Secure against OWASP top 10 risks
OWASP top 10 risks for LLM applications
The dynamically developing field of LLM applications introduces new kinds of vulnerabilities. These emerging threats were summarized into 10 risk categories by the OWASP Foundation, a non-profit organization aiming at democratizing and standardizing software security.
The below table describes how WhyLabs can help in addressing the OWASP top 10 LLM security risks.
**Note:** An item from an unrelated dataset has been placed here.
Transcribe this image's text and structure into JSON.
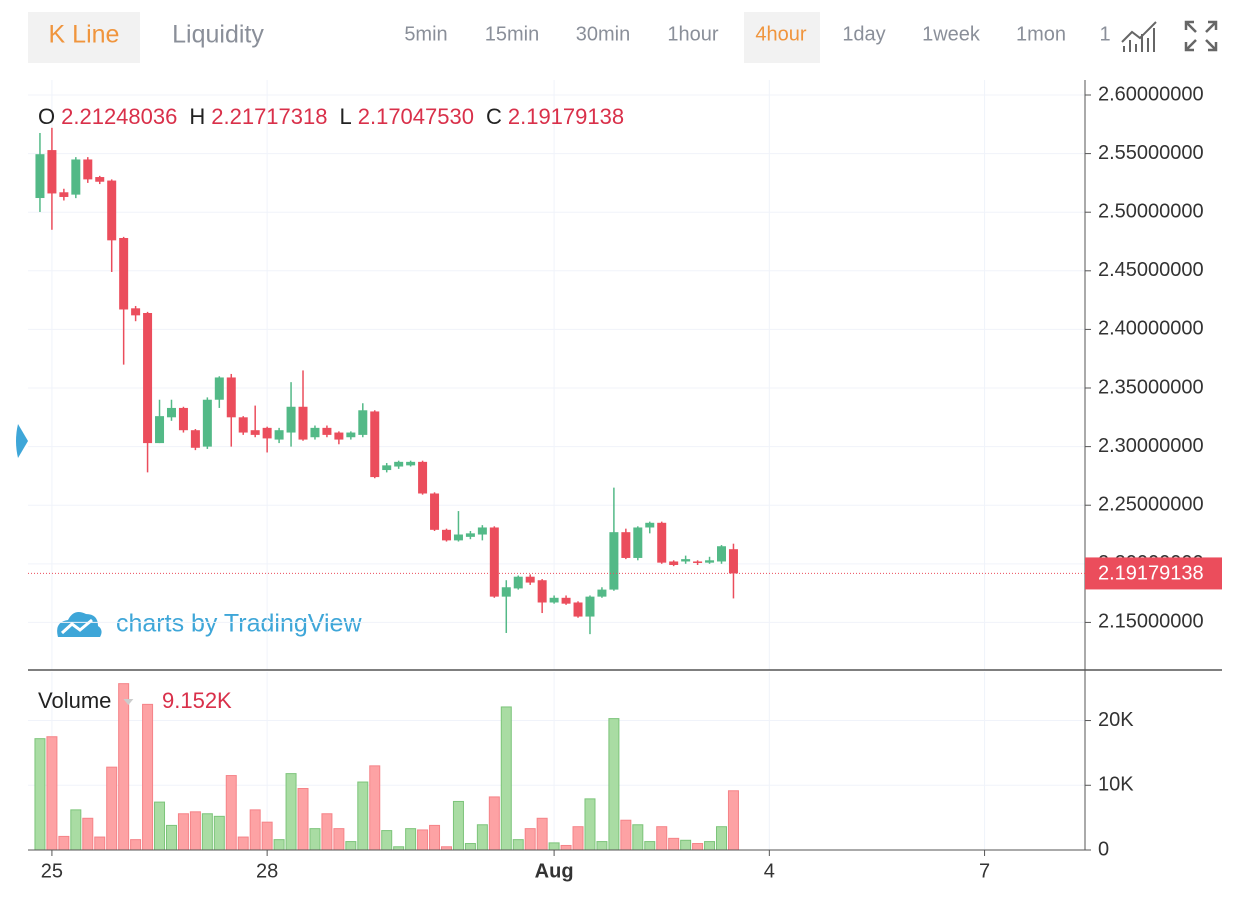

OWASP risk item | Risk description* | WhyLabs solution |
---|---|---|
LLM01: Prompt injection | This manipulates a large language model (LLM) through crafty inputs, causing unintended actions by the LLM. Direct injections overwrite system prompts, while indirect ones manipulate inputs from external sources. | WhyLabs offers prompt injection and jailbreak detection out of the box under the “Bad actors” policy rule set. It enables real-time blocking of prompts that are deemed to be malicious. |
LLM02: Insecure Output Handling | This vulnerability occurs when an LLM output is accepted without scrutiny, exposing backend systems. Misuse may lead to severe consequences like XSS, CSRF, SSRF, privilege escalation, or remote code execution. | WhyLabs extracts an array of metrics from the LLM output that are focused on security - it can identify various PII classes and undesirable topics (e.g. legal) or attempt to return unsafe HTML/code. It also supports custom metrics. Based on these metrics the insecure responses can be blocked from getting to the end user. This is easily configurable with the “Misuse” policy rule set. Additionally the guardrails applied to the prompt can prevent the LLM from falling for adversarial attacks and exposing insecure information. |
LLM03: Training Data Poisoning | This occurs when LLM training data is tampered, introducing vulnerabilities or biases that compromise security, effectiveness, or ethical behavior. Sources include Common Crawl, WebText, OpenWebText, & books. | In case access to the LLM training data is provided, it can be also profiled with WhyLabs and inspected for potential issues like low sentiment, inaccuracy, injections etc. |
LLM04: Model Denial of Service | Attackers cause resource-heavy operations on LLMs, leading to service degradation or high costs. The vulnerability is magnified due to the resource-intensive nature of LLMs and unpredictability of user inputs. | WhyLabs offers guardrails centered around the potential LLM exploitation and high cost incurred by prohibitively long prompts/responses with the “Cost” policy rule set. |
LLM05: Supply Chain Vulnerabilities | LLM application lifecycle can be compromised by vulnerable components or services, leading to security attacks. Using third-party datasets, pre- trained models, and plugins can add vulnerabilities. | WhyLabs can help with detecting supply chain vulnerabilities by scanning third party datasets for issues prior to incorporating them into the LLM solution, evaluating pre-trained model’s performance and monitoring the plugins through traces and custom metrics. |
LLM06: Sensitive Information Disclosure | LLMs may inadvertently reveal confidential data in their responses, leading to unauthorized data access, privacy violations, and security breaches. It's crucial to implement data sanitization and strict user policies to mitigate this. | WhyLabs offers scanning the LLM responses for various PII types like email addresses, phone numbers, SSN numbers, etc. and enables blocking such responses from getting to the end user or automatic removal of insecure data from the response via custom callbacks. |
LLM07: Insecure Plugin Design | LLM plugins can have insecure inputs and insufficient access control. This lack of application control makes them easier to exploit and can result in consequences like remote code execution. | LLM plugins could be monitored by introducing custom metrics dedicated to signals emitted by the plugins. Additionally, traces may include the actions of the agents at each step to enable debugging and identifying access control pitfalls. |
LLM08: Excessive Agency | LLM-based systems may undertake actions leading to unintended consequences. The issue arises from excessive functionality, permissions, or autonomy granted to the LLM-based systems. | Actions performed by LLM agents as well as permissions granted to them should be monitored via traces and/or custom metrics to detect excessive agency and related issues. |
LLM09: Overreliance | Systems or people overly depending on LLMs without oversight may face misinformation, miscommunication, legal issues, and security vulnerabilities due to incorrect or inappropriate content generated by LLMs. | WhyLabs prevents overreliance on the LLM by applying guardrails that enable automated interventions, blocking, callbacks, redirecting the prompt to a human agent, cleaning PII data and other custom actions to mitigate the risks listed here. |
LLM10: Model Theft | This involves unauthorized access, copying, or exfiltration of proprietary LLM models. The impact includes economic losses, compromised competitive advantage, and potential access to sensitive information. | WhyLabs protects users from LLM model theft by detecting attempts of hacking (remote code exploration, injection attempt to extract model weights, private information extraction). WhyLabs also monitors the LLM model output for any potential leakage of LLM model’s information. |
- The risk description is sourced from the OWASP documentation version 1.1.